Joe the Plumber was my favorite. He was a plumber who asked, then candidate, Obama a question about taxes and starting his own Plumbing company. Joe was then catapulted to fame as an expert on taxation, free enterprise, and entrepreneurship. He was even a highlighted speaker at John McCain rallies. He was interviewed several times, as if he was an expert, and those interviews were broadcast to the American public. His credentials were never questioned until after the election and his 15 minutes of fame had been somewhat dulled by the facts.
Politicians are the worst offenders in our efforts to teach the skill of verifying the truth. Members of both political parties claim to be representing what the American People really want. This is not a stretching of the truth but an outright lie on the part of both parties. A plague on both of their houses. Now, we have the Birthers, those claiming the President is not American. There are also the experts who claim there are Death Panels in healthcare plans. What about legislation that will be “breaking the bank” or” saving the ranch”? We have become a society of extremes with the truth being lost in the middle.
If we are to be considered good educators we need to be able to instill in our students a need to strive for the truth. They need to be able to determine what information is of value. If information is the food of knowledge, then we need not consume food which has no nutrition at the best, or is poisonous at the worst. This is difficult for educators to do, for if we teach our students to question, they must question us as educators as well. “Be careful what you wish for!” comes to mind.
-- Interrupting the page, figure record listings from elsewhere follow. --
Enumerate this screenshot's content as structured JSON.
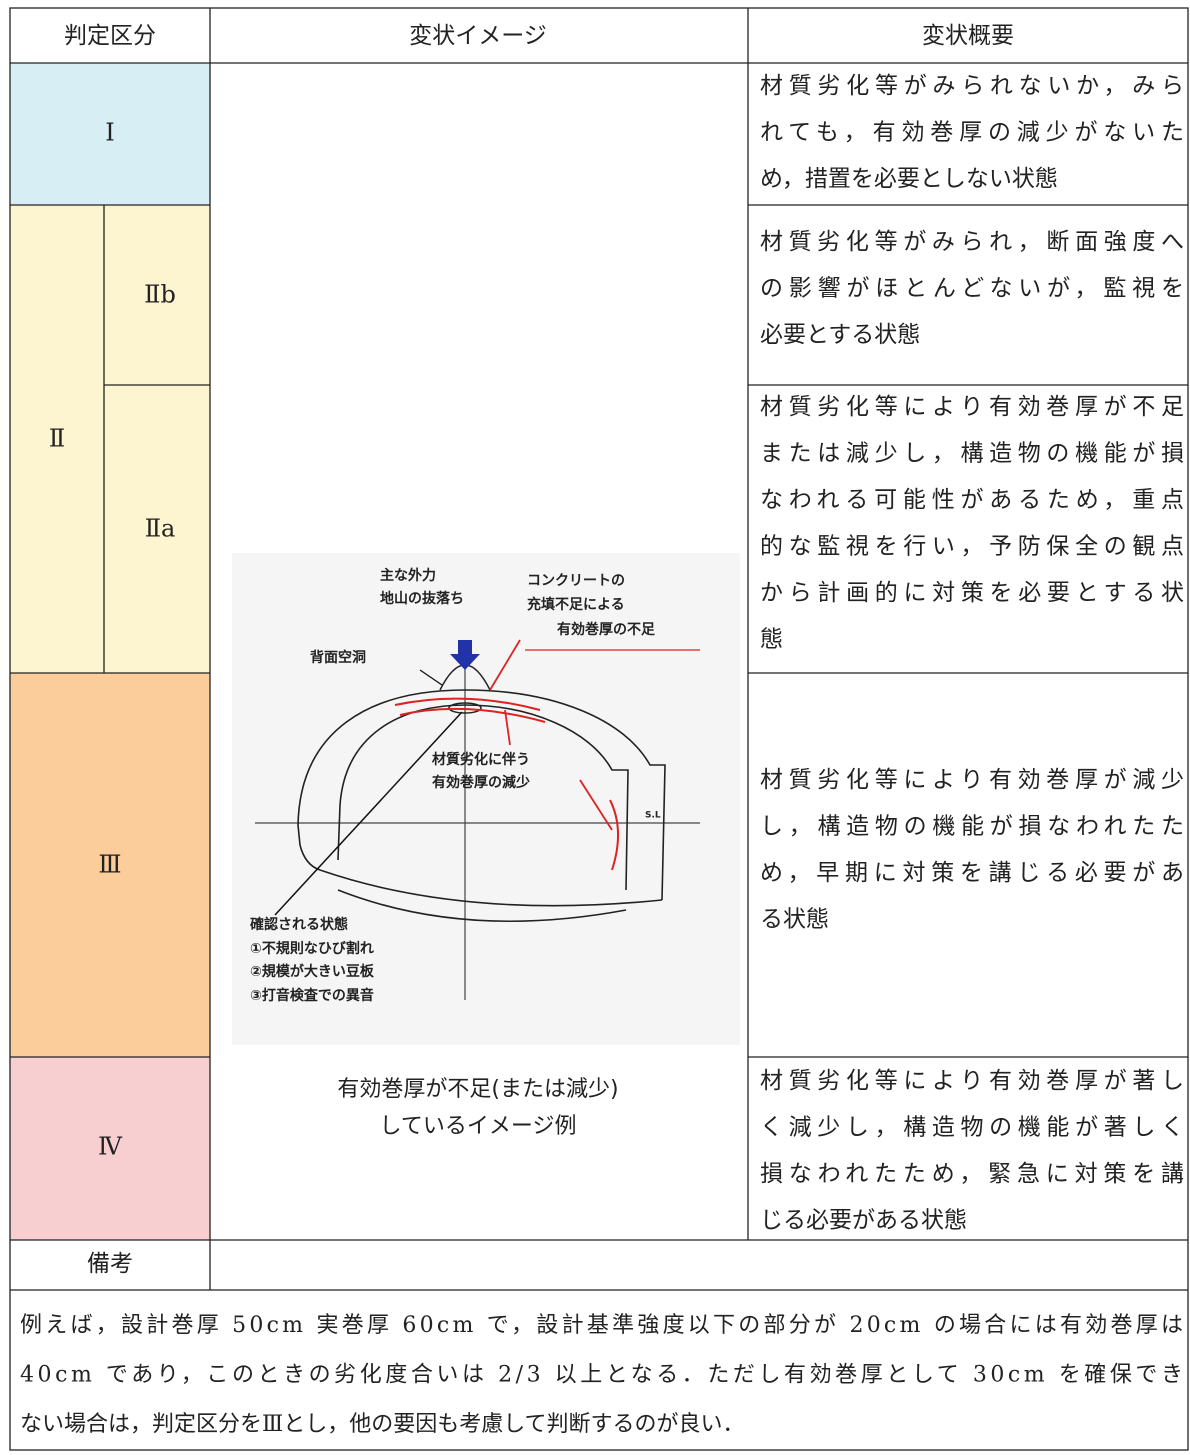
{
  "table": {
    "header": [
      "判定区分",
      "変状イメージ",
      "変状概要"
    ],
    "grades": [
      "Ⅰ",
      "Ⅱ",
      "Ⅱb",
      "Ⅱa",
      "Ⅲ",
      "Ⅳ"
    ],
    "descriptions": [
      [
        "材質劣化等がみられないか，みら",
        "れても，有効巻厚の減少がないた",
        "め，措置を必要としない状態"
      ],
      [
        "材質劣化等がみられ，断面強度へ",
        "の影響がほとんどないが，監視を",
        "必要とする状態"
      ],
      [
        "材質劣化等により有効巻厚が不足",
        "または減少し，構造物の機能が損",
        "なわれる可能性があるため，重点",
        "的な監視を行い，予防保全の観点",
        "から計画的に対策を必要とする状",
        "態"
      ],
      [
        "材質劣化等により有効巻厚が減少",
        "し，構造物の機能が損なわれたた",
        "め，早期に対策を講じる必要があ",
        "る状態"
      ],
      [
        "材質劣化等により有効巻厚が著し",
        "く減少し，構造物の機能が著しく",
        "損なわれたため，緊急に対策を講",
        "じる必要がある状態"
      ]
    ],
    "image": {
      "labels": [
        "主な外力",
        "地山の抜落ち",
        "コンクリートの",
        "充填不足による",
        "有効巻厚の不足",
        "背面空洞",
        "材質劣化に伴う",
        "有効巻厚の減少",
        "S.L",
        "確認される状態",
        "①不規則なひび割れ",
        "②規模が大きい豆板",
        "③打音検査での異音"
      ],
      "caption": [
        "有効巻厚が不足(または減少)",
        "しているイメージ例"
      ]
    },
    "remarks": {
      "label": "備考",
      "text": [
        "例えば，設計巻厚 50cm 実巻厚 60cm で，設計基準強度以下の部分が 20cm の場合には有効巻厚は",
        "40cm であり，このときの劣化度合いは 2/3 以上となる．ただし有効巻厚として 30cm を確保でき",
        "ない場合は，判定区分をⅢとし，他の要因も考慮して判断するのが良い．"
      ]
    }
  }
}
Where does this skill fit in a list of all of the other skills that educators are now required to teach? Is this for the English teacher, or the social studies teacher, or the science teacher? Of course Math is always truthful. That is probably why it is so hard.
As always I come away with more questions than answers. I do believe however, that an important question was posed by Ira Socol: “How do we know that’s true?” This must be asked by everyone in our democracy and it is the educator’s responsibility to make it so.